Lebanon's Hezbollah has demanded that the United Nations remain at an equal distance from all political players and avoid interfering in the country's internal affairs in order to avoid "a chaotic Lebanon," The Daily Star reported on Saturday.
"The (UN) Security Council should not get too involved in the Lebanese details. It should remain neutral if they want a stable Lebanon," Sheikh Naim Qassem, Hezbollah's number two, was quoted as saying on Friday.
"But if they want a chaotic Lebanon, then what they are doing is leading toward the direction they want," he added.
The warning came two days after the Lebanese government sent the UN Security Council a second request to consider alternative means to set up an international tribunal to look into the killing of former Prime Minister Rafik Hariri and related crimes.
Qassem said establishing the court under Chapter VII of the UN Charter, which would obviate the need for Lebanon's parliamentary approval, would lead to a confrontation with half of the Lebanese population.
Lebanon's political disputes, including the establishment of the tribunal on Hariri's killing, have lasted for about five months in which politicians traded insults and their supporters clashed in the streets.

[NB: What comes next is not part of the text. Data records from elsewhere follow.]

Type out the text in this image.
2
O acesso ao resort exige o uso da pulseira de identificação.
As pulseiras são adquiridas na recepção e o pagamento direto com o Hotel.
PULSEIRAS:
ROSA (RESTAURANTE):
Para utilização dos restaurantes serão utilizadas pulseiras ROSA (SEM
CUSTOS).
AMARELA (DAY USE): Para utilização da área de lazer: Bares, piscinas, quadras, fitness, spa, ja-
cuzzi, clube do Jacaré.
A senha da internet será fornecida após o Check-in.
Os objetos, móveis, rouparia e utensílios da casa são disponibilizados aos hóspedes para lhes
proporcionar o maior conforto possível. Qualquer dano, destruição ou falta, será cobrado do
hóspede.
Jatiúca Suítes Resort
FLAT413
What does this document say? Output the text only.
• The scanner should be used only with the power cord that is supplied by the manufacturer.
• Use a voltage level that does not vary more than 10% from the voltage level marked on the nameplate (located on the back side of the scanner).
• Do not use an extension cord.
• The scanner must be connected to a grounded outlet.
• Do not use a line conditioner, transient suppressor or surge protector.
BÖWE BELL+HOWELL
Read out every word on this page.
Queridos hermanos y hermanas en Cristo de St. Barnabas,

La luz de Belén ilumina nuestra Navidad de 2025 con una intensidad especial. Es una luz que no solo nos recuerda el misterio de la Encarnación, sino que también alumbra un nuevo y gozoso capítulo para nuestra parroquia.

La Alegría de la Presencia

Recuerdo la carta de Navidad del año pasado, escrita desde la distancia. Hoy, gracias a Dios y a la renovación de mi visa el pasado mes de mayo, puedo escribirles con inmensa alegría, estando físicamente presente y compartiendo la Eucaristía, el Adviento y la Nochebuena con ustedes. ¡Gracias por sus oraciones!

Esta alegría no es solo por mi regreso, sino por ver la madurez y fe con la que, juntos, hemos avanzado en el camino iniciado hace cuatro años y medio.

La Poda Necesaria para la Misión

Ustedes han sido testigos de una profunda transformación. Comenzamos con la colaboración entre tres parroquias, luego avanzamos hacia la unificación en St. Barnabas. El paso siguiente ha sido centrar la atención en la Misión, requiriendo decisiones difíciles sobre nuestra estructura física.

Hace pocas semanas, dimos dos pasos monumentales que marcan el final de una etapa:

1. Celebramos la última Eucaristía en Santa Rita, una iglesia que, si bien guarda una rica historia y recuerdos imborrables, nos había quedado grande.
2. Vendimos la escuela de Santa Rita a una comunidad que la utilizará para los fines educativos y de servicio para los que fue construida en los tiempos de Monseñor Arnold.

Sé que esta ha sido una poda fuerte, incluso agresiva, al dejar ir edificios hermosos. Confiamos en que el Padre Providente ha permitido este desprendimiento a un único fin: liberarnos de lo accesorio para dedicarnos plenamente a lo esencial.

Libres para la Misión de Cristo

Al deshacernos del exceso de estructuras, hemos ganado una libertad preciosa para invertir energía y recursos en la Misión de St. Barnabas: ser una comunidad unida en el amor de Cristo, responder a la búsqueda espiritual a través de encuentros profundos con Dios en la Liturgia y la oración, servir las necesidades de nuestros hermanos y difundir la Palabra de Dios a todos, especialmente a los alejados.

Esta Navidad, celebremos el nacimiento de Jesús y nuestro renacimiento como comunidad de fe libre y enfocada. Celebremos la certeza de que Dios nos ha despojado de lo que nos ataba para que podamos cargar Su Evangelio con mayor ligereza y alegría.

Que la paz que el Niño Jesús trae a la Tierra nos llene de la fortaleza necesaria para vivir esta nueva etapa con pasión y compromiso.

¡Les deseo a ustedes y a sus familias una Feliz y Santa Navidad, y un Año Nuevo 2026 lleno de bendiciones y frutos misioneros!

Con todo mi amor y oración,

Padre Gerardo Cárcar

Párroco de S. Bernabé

Lebanese opposition alliance launched an open-ended sit-in in downtown Beirut on Dec. 1, 2006, in a bid to topple Prime Minister Fouad Seniora's government, declaring the anti-Syrian cabinet illegitimate and demanding early parliamentary elections and a new electoral law.
The Seniora government, backed by the March 14 parliamentary majority coalition, had rejected such calls and accused the Hezbollah-led protest of trying to obstruct the creation of the international tribunal on Hariri' killing in February 2005.